More interesting still is where the money came from. Licensing did not dilute the house; it financed its independence. Reuters noted that Armani-branded beauty and fragrance products in L’Oréal’s portfolio were estimated around €1.5 billion a year, while eyewear, via EssilorLuxottica, added roughly €500 million. The brand, in other words, became a global annuity machine.
As for “what is it worth?”, the honest answer is: whatever an anxious billionaire will pay for permanence. Analysts cited by Business of Fashion suggested a sale valuation could land somewhere between €4 billion and €7 billion.
The others: excess, futurism, rebellion, and craft as culture
Roberto Cavalli was the happy outlaw of Italian taste, with exotic prints, maximalist swagger, and a faith that sensuality should be loud. He helped make “too much” feel like a coherent lifestyle, and he pioneered that sandblasted denim look that turned jeans into an attitude. Paco Rabanne was fashion’s metallurgist-poet, turning metal, plastic and chainmail into wearable provocation. His famous 1960s experiments, like the dresses built from discs and rings, were not just clothing but design manifestos, suggesting the future could be assembled like architecture.

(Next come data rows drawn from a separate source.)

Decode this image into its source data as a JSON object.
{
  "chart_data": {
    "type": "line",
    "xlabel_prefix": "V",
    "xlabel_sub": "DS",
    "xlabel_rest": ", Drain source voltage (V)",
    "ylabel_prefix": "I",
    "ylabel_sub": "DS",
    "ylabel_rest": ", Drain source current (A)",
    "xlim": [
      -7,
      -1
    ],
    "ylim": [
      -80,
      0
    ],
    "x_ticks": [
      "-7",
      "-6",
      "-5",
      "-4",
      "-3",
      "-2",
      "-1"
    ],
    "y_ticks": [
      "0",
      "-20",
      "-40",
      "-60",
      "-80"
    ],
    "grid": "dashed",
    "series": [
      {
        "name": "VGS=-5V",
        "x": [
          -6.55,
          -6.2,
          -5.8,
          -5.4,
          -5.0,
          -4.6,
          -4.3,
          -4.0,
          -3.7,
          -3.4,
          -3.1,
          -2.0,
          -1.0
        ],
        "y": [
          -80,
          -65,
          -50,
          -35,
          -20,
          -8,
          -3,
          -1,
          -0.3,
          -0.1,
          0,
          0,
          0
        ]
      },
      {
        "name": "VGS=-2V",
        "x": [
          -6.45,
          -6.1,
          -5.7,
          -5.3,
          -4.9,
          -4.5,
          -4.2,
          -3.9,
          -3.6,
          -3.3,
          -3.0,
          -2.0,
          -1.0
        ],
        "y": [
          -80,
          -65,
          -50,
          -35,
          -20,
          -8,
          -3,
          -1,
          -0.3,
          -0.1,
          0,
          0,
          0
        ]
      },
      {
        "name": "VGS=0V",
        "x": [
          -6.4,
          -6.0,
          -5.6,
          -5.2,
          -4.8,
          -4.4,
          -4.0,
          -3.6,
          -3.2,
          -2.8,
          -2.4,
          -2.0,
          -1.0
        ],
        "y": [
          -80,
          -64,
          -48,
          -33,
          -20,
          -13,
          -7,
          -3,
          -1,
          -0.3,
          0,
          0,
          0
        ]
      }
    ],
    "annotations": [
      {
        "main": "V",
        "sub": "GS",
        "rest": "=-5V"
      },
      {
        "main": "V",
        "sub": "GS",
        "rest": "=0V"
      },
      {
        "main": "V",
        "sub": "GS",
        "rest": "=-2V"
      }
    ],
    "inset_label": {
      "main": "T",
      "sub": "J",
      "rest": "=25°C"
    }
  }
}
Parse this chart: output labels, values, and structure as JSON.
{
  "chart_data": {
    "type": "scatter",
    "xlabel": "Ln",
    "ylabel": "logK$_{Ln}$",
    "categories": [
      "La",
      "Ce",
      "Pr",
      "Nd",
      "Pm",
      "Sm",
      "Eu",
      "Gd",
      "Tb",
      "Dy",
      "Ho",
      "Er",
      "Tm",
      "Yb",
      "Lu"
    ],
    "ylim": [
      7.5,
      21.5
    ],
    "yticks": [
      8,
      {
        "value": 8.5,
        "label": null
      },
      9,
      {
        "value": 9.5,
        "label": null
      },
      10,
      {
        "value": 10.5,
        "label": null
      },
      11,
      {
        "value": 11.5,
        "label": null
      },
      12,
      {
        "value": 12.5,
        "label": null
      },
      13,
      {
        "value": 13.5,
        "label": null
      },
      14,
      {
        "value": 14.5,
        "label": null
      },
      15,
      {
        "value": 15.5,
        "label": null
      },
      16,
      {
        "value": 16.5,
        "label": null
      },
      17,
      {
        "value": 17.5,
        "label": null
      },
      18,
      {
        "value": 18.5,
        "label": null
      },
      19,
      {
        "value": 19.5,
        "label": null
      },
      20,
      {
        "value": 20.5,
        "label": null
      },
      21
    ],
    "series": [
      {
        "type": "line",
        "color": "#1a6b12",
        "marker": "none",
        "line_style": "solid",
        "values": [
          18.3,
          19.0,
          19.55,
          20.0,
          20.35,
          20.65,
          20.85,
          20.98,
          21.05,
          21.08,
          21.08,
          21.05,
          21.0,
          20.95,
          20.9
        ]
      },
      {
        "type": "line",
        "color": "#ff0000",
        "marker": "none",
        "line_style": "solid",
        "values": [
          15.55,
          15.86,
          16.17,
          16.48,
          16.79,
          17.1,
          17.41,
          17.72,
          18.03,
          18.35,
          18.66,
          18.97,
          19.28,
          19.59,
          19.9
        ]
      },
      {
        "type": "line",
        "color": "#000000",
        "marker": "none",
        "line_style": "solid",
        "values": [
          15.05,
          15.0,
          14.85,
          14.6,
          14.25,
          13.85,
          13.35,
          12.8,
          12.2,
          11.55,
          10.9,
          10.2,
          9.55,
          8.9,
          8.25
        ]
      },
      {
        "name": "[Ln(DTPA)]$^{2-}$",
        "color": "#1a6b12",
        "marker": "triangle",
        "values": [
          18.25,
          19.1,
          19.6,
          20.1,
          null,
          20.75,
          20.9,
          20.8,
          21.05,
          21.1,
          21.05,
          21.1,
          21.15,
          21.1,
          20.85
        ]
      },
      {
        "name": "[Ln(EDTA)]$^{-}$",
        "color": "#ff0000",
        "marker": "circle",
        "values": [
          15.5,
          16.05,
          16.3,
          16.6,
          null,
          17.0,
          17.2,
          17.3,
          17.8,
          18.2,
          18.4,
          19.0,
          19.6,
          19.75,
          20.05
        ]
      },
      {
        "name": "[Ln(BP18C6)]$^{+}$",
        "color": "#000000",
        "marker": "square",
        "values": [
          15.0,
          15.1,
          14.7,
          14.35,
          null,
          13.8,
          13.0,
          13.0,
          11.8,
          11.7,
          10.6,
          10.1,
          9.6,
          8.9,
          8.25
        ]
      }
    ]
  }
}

Issey Miyake approached the body as a design problem worth solving with kindness. His pleats were not decoration but technology, with a kind of portable engineering, built for movement and real life, and quietly radical in their refusal to fetishise discomfort.
Vivienne Westwood weaponised style. If Valentino pursued identity through the elevation of the body with beauty as affirmation, Westwood used the body as protest: a moving billboard for dissent, irony and anti-establishment theatre. Punk, in her hands, was not merely ripped fabric; it was a philosophy of refusal.
Antony Price, meanwhile, traced a different route to influence: through music, image-making and the rock aristocracy. He dressed Bowie and Roxy Music not as clients but as characters, proving that fashion could be inseparable from performance and modern myth-making.
A closing note, written in human handwriting
Taken together, these designers helped build the world we now inhabit: a culture where a brand is an identity kit, where perfume is a gateway drug to a dream, where a jacket can signal tribe, status, politics—or all three at once. They also normalised the idea that fashion is not seasonal frivolity but a serious form of soft power, shaping how we see bodies, gender, wealth, and belonging.
In an age increasingly haunted by artificial intelligence, by the possibility that creativity can be generated, automated, optimised, these figures read like a collective sigh of human authorship. Not because they were always “original” in the naïve sense, but because their originality had fingerprints: obsession, temperament, error, risk, taste. They made worlds. Then they found ways to sell them, one accessible fragment at a time.
And that may be the most modern thing about them.